Dr Who

By BAGO BABY

01 July 2010

You would have to be from another planet not to know what Dr Who is: Dr who is a British sci-fi series which began in 1963 and has in its time featured various different Doctors. The newer generation or Doctors and storylines, have been (on and off) appealing to me, and the newest Doctor and companion have been particularly pleasing. Matt Smith inhabits the role from the moment he pops up asking young Amelia (new companion) for an apple – and as fun as the kitchen scene is, the story wisely doesn't waste too much time with an unstable regeneration of the Doctor. There’s a crack in the wall that needs dealing with right away, and with 20 minutes to save the world, the Doctor has just as long to work out who he is. Although Smith is the youngest person to play the Doctor, his age turns out not to be something of a non-issue, as the Doctor has a stage age of 900. He can't have any idea how old he is, as he's a Timelord and these things are a bit wibbly-wobbly. And Smith carries off the youthful vigour of a new body combined with the ancient professorial wisdom with easy panache. The much-heralded 'recklessness' is there as well and he looks perfectly dashing in his tweed and bow-tie.

Recently in a lecture a tutor made a comment likening a philosophical debate to the daleks. Most of the room giggled, but an American friend sitting next to me leaned in and asked me to explain. It struck me that though we share language, food types, and many other cultural similarities, the national phenomena that is Dr Who goes completely over most Americans’ heads.

From this realisation I was interested to know what our counterparts on the other side of the Atlantic have to say about it. Bargain-basement BBC production values? Alien monsters made from trash cans and toilet plungers? Anachronistic kibitzing with Shakespeare and Dickens? It’s the sort of thing that’s hard to find on the other side of the pond.

True, Dr Who does take a little adjusting to.
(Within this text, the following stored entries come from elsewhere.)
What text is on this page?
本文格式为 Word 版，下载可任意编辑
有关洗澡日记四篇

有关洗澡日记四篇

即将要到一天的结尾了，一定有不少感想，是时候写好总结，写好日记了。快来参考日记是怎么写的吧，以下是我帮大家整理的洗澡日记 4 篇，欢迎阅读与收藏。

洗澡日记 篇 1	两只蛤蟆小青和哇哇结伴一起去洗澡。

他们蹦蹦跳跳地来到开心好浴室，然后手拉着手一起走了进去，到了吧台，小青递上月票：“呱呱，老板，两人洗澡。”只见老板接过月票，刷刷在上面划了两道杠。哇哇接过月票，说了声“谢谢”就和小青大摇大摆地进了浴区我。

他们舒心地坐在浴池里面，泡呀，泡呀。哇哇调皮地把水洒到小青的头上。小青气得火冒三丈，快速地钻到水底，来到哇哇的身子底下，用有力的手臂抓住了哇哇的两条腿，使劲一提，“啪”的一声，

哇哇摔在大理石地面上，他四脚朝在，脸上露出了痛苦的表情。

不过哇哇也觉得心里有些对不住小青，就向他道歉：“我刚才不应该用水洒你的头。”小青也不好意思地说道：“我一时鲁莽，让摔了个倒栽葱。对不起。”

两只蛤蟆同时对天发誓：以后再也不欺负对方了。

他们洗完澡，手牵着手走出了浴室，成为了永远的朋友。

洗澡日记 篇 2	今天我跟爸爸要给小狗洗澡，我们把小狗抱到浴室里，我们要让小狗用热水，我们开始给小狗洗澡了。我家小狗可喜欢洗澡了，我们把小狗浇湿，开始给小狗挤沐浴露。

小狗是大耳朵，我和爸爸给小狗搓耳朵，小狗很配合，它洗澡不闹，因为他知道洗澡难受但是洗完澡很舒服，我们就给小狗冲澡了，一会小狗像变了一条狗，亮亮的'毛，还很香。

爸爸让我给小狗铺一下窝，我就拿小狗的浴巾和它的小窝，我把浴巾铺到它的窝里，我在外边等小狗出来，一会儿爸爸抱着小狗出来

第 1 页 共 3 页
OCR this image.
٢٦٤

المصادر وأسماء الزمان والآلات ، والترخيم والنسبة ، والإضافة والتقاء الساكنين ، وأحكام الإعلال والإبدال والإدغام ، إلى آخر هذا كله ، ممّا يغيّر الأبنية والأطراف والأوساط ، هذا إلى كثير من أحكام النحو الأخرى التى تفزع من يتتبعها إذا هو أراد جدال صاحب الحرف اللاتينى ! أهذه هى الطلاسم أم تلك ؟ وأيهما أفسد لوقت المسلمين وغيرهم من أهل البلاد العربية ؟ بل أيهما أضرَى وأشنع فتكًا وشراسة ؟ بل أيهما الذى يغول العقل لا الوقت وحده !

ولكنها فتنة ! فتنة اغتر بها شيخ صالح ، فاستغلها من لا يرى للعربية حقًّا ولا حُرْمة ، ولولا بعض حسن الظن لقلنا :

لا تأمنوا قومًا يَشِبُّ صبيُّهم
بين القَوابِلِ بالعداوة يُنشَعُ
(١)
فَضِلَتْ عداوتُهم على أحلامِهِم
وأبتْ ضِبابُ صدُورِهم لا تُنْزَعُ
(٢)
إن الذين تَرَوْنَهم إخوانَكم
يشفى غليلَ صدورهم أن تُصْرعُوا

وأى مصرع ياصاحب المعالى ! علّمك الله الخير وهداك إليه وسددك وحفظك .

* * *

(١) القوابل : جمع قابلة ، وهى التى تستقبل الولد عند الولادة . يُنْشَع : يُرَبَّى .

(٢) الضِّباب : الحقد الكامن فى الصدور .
Like room-temperature Guinness and universal health care, it’s an acquired taste. But in 2005, writer-producer Russell T. Davies (creator of Queer as Folk) relaunched the show — which had been more or less on ice for 15 years — as a zippy, cheeky, Buffy-esque melodrama, which grasped the essences of the initial series of the 60s. It was TV’s first real post-imperial science fiction, devised in a time of scarcity, dispossession, and massive social deflation — but also great hope for the future. This, along with the changing of the times and the eccentricity of the Doctors, is a contributing factor to its charm.

Thanks to BBC America and the Dr Who spinoff Torchwood, the Doctor’s growing popularity in the States may signal a dawning recognition that size, might and flash aren’t everything, that there are less bombastic futures to contemplate, and that sci-fi can be elegiac without the boom and bust of dystopia.

Doesn’t sound like your cup of Tetley? Fair enough. Americans can enjoy Transformers and the baby-faced club kids of the new Enterprise. Sci-fi may not be your thing, but then again I’m not into sci-fi particularly. There is just a certain charm to Dr Who with its eccentric characters and the freedom to place a storyline in any point in time or space.